Philippine president regrets offensive remark towards Obama
Duterte said that while his "strong comments" in response "elicited concern and distress, we also regret it came across as a personal attack on the U.S. president."
AP Photo/Bullit Marquez
Philippine President Rodrigo Duterte expressed regret Tuesday over his "son of a whore" remark while referring to President Barack Obama, in a rare display of contrition by a politician whose wide arc of profanities has unabashedly targeted world figures including the pope and the U.N. chief.
In a statement read out by his spokesman, Duterte said that while his "strong comments" in response to questions by a reporter "elicited concern and distress, we also regret it came across as a personal attack on the U.S. president."
Duterte had made the intemperate remarks Monday before flying to Laos, where he is attending a regional summit. He had been scheduled to meet Obama separately in Laos, but Obama indicated he had second thoughts, and the White House announced that the meeting had been canceled.
The Philippines did not comment publicly on the cancellation until about nine hours later, when Duterte's statement said that both sides had "mutually agreed to postpone" the meeting.
Even though Duterte's latest comment does not amount to an apology, the expression of regret is unusual for the tough-talking former mayor, who is unapologetic about his manner of speech and liberally peppers casual statements with similar profanities.
But perhaps Duterte's aides realized it would be unwise to take on the most powerful official in the world, and that there would be a price to pay for insulting the president of the United States.
The U.S. is one of the Philippines' largest trading partners and a key security ally in its fight against terrorism in the country's south. Manila also needs Washington's help in dealing with a more assertive China in the disputed South China Sea.
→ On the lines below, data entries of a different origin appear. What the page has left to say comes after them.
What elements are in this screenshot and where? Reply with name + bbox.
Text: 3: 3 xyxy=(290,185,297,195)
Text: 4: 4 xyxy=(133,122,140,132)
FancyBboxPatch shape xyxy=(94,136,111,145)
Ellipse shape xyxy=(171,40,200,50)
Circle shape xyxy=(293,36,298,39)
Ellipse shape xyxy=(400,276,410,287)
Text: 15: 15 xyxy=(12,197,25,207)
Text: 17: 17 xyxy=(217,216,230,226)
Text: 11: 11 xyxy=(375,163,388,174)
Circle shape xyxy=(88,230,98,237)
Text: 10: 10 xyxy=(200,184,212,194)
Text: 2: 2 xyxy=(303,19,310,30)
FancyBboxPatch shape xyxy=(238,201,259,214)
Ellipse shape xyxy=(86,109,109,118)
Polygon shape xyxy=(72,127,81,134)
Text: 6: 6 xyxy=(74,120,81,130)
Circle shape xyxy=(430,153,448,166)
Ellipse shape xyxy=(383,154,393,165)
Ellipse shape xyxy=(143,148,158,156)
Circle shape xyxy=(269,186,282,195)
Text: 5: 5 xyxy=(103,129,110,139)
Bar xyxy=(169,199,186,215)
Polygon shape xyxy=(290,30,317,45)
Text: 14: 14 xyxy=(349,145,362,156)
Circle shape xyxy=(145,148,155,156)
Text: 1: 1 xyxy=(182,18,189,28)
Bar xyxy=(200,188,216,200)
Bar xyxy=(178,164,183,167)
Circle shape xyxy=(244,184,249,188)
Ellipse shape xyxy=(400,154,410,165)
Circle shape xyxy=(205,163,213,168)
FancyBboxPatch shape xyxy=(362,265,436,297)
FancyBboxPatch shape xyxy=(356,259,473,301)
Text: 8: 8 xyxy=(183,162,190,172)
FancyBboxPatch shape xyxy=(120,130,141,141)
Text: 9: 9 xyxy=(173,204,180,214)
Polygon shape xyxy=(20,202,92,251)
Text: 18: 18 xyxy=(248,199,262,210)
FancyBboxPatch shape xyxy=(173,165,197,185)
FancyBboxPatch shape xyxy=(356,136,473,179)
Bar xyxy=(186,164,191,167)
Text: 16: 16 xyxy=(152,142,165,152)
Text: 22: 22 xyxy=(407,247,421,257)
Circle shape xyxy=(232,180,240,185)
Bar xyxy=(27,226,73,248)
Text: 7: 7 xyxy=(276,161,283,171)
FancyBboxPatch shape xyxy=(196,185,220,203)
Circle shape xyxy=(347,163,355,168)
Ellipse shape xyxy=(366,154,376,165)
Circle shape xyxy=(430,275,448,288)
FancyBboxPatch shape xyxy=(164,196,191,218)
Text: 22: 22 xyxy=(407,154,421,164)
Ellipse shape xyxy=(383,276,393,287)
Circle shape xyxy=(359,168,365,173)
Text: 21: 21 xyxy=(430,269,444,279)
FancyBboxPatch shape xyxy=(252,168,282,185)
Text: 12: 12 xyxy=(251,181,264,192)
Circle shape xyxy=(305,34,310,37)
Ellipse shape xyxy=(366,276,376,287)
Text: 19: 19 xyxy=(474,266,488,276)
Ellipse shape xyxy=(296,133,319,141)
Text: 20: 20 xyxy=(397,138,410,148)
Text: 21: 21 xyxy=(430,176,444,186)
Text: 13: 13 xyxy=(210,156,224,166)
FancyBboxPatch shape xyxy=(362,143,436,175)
The U.S. also provides hundreds of millions of dollars in annual financial assistance to the Philippine military.
Duterte likely had realized his folly by the time he arrived in the Laotian capital of Vientiane on Monday night.
Speaking to reporters here, he said, "I do not want to quarrel with the most powerful country on the planet," but immediately took his typical combative approach by saying: "Washington has been so liberal about criticizing human rights, human rights and human rights. How about you? I have so many questions also about human rights to ask you. So ... people who live in glass houses should not" throw stones at others.
He said if the White House had problems with him, it could have sent him a diplomatic note and let him respond. "There's a protocol for that," Duterte said. "You just cannot shoot a statement against the president of any country."
But by Tuesday, he had done a complete U-turn in the tone of his statement.
"We look forward to ironing out differences arising out of national priorities and perceptions, and working in mutually responsible ways for both countries," the statement said.
The flap over Duterte's remarks started when a reporter asked him how he intends to explain the extrajudicial killings of drug dealers to Obama. More than 2,000 suspected drug dealers and users have been killed since Duterte launched a war on drugs after taking office on June 30.
In his typical foul-mouthed style, Duterte responded: "I am a president of a sovereign state and we have long ceased to be a colony. I do not have any master except the Filipino people, nobody but nobody. You must be respectful. Do not just throw questions. Putang ina, I will swear at you in that forum," he said, using the Tagalog phrase for "son of a whore."
Duterte has previously cursed Pope Francis and U.N. Secretary-General Ban Ki-moon.
"Who is he (Obama) to confront me?" Duterte said, adding that the Philippines had not received an apology from the United States for misdeeds committed during its colonization of the country.
He pointed to the killing of Muslim Moros more than a century ago during a U.S. pacification campaign in the southern Philippines, blaming the wounds of the past as "the reason why (the south) continues to boil" with separatist insurgencies.
Last week, Duterte said he was ready to defend his bloody crackdown on illegal drugs, which has sparked concern from the U.S. and other countries.
Duterte said he would demand that Obama allow him to first explain the context of his crackdown before engaging the U.S. president in a discussion about the deaths.
Duterte has had a troublesome relation with the United States, questioning its inability to stop genocidal killings in the Middle East and Africa, and citing U.S. police shootings of black Americans that have set off protests.
He has also taken on a more conciliatory position with U.S. rival China. Philippines-China ties were strained under Duterte's predecessors due to territorial conflicts in the South China Sea. Duterte proclaimed early in his presidency that he would pursue a foreign policy not dependent on the United States.
Former Philippine Foreign Secretary Albert del Rosario, under whose watch U.S.-Philippine relations blossomed, expressed disappointment over the aborted meeting with the U.S.
"An invaluable occasion to have our leaders meet for the purpose of discussing how to strengthen our comprehensive areas of cooperation would have been a golden opportunity," del Rosario said.